Mourners at the funeral in Garhi Khuda Bakhsh |
Mourners converged on the family mausoleum where she was buried next to her father Zulfikar Ali Bhutto near their home village in Sindh province.
The coffin, draped in the flag of Ms Bhutto's party, was driven in a white ambulance through the dense crowds.
Pakistan's interior ministry has said it has evidence al-Qaeda and the Taleban were behind the assassination.
Officials were speaking after a reported claim of responsibility by al-Qaeda in Afghanistan.
Ms Bhutto, a former Pakistani prime minister, was shot at an election rally in Rawalpindi on Thursday by a gunman who then blew himself up.
Pakistani security forces are on high alert, with at least 19 people killed in protests by Bhutto supporters across the country since the assassination.
Slogans and tears
Ms Bhutto's plain wooden coffin was taken from the family home to the burial site 7km (four miles) away at the village of Garhi Khuda Bakhsh.
Amid weeping and beating of heads and chests, mourners jostled to see the coffin, which was accompanied by Ms Bhutto's husband Asif Ali Zardari and her three children.
Her father, also a former national leader, was hanged in 1979 by an earlier Pakistani military government.
Outside the triple-domed mausoleum, crowds chanted slogans blaming President Pervez Musharraf for Ms Bhutto's death.
The BBC's Owen Bennett-Jones, who is in the district of Larkana, says the mood among local people is one of anger and confusion.
Rioting and unrest has been reported across the country.
- At least one passenger train was set ablaze in Sindh Province and a number of railway stations were reportedly burnt as security forces in the province were ordered to shoot rioters on sight
- Several people died in Karachi as government offices, police stations and vehicles were torched by rioters and police opened fire on protesters in Hyderabad
- The office of a pro-government party was ransacked and set ablaze in Peshawar
- In the city of Multan in Punjab province, a mob ransacked seven banks and torched a petrol station
Other cities across Pakistan are at a virtual standstill.

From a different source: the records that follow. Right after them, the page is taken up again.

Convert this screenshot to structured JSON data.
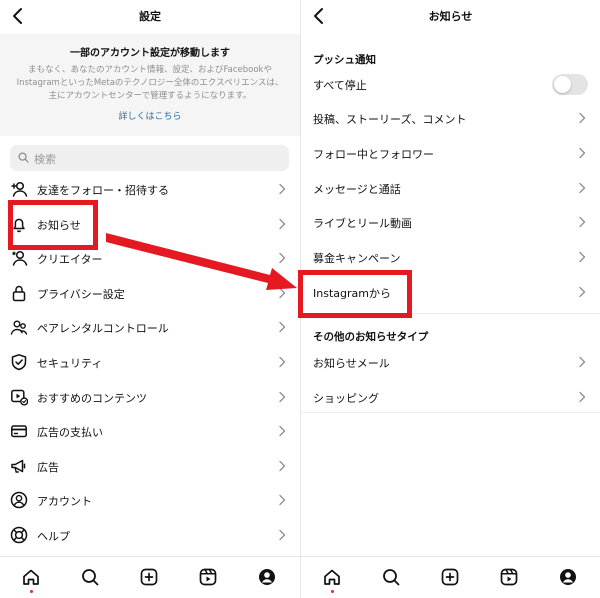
{
  "left": {
    "title": "設定",
    "notice": {
      "title": "一部のアカウント設定が移動します",
      "body": "まもなく、あなたのアカウント情報、設定、およびFacebookやInstagramといったMetaのテクノロジー全体のエクスペリエンスは、主にアカウントセンターで管理するようになります。",
      "link": "詳しくはこちら"
    },
    "search": {
      "placeholder": "検索"
    },
    "items": [
      {
        "label": "友達をフォロー・招待する",
        "icon": "add-person-icon"
      },
      {
        "label": "お知らせ",
        "icon": "bell-icon"
      },
      {
        "label": "クリエイター",
        "icon": "creator-icon"
      },
      {
        "label": "プライバシー設定",
        "icon": "lock-icon"
      },
      {
        "label": "ペアレンタルコントロール",
        "icon": "family-icon"
      },
      {
        "label": "セキュリティ",
        "icon": "shield-icon"
      },
      {
        "label": "おすすめのコンテンツ",
        "icon": "recommended-icon"
      },
      {
        "label": "広告の支払い",
        "icon": "card-icon"
      },
      {
        "label": "広告",
        "icon": "megaphone-icon"
      },
      {
        "label": "アカウント",
        "icon": "account-icon"
      },
      {
        "label": "ヘルプ",
        "icon": "lifebuoy-icon"
      }
    ]
  },
  "right": {
    "title": "お知らせ",
    "push_section": "プッシュ通知",
    "pause_all": {
      "label": "すべて停止",
      "enabled": false
    },
    "push_items": [
      "投稿、ストーリーズ、コメント",
      "フォロー中とフォロワー",
      "メッセージと通話",
      "ライブとリール動画",
      "募金キャンペーン",
      "Instagramから"
    ],
    "other_section": "その他のお知らせタイプ",
    "other_items": [
      "お知らせメール",
      "ショッピング"
    ]
  },
  "tabs": [
    "home-icon",
    "search-icon",
    "create-icon",
    "reels-icon",
    "profile-icon"
  ],
  "colors": {
    "highlight": "#e41921",
    "link": "#2f6fa8",
    "badge": "#e0245e"
  }
}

Schools, businesses and transport are all closed, and people are reluctant to step out during the three days of national mourning declared by Mr Musharraf.
Musharraf under pressure
Plans for a general election on 8 January, for which Ms Bhutto had been campaigning when she was killed, remain unchanged, the government says.
The election is meant to pave the way for a return to democratic rule, suspended in October 1999 when the then Gen Musharraf seized power through a coup.
Mohammedmian Soomro, the caretaker prime minister, said the government would consult other political parties on the election issue.
Ms Bhutto's political rival Nawaz Sharif, who was deposed as prime minister in the coup, has announced his party will now boycott the election, saying free elections were impossible under Mr Musharraf.
Another opposition politician, the former cricketer Imran Khan, joined Mr Sharif's call for Mr Musharraf's resignation, blaming the president for failing to provide adequate security for Ms Bhutto.
With all the opposition parties now against the election, it is hard to see how they will be a true test of the democratic process, the BBC's Karishma Vaswani reports.
'Hit list'
Ms Bhutto, 54, was leaving the election rally in Rawalpindi, standing in the open sunroof of a car, when the gunman shot her in the neck and chest.
Seconds later, the attacker blew himself up, killing at least 20 other people.
Ms Bhutto returned from eight years of self-imposed exile in October, following an amnesty agreed with President Musharraf.
Shortly after her return, she survived a double bomb attack on her convoy in Karachi which killed more than 130 people.
She accused rogue elements of the intelligence services of involvement in the attack.
The al-Qaeda commander in Afghanistan, Mustafa Abu al-Yazid, claimed responsibility for her assassination, according to the Asia Times newspaper.
Javed Cheema, spokesman for the Pakistani interior ministry, told AFP news agency Ms Bhutto had been on the militant Islamist network's "hit list".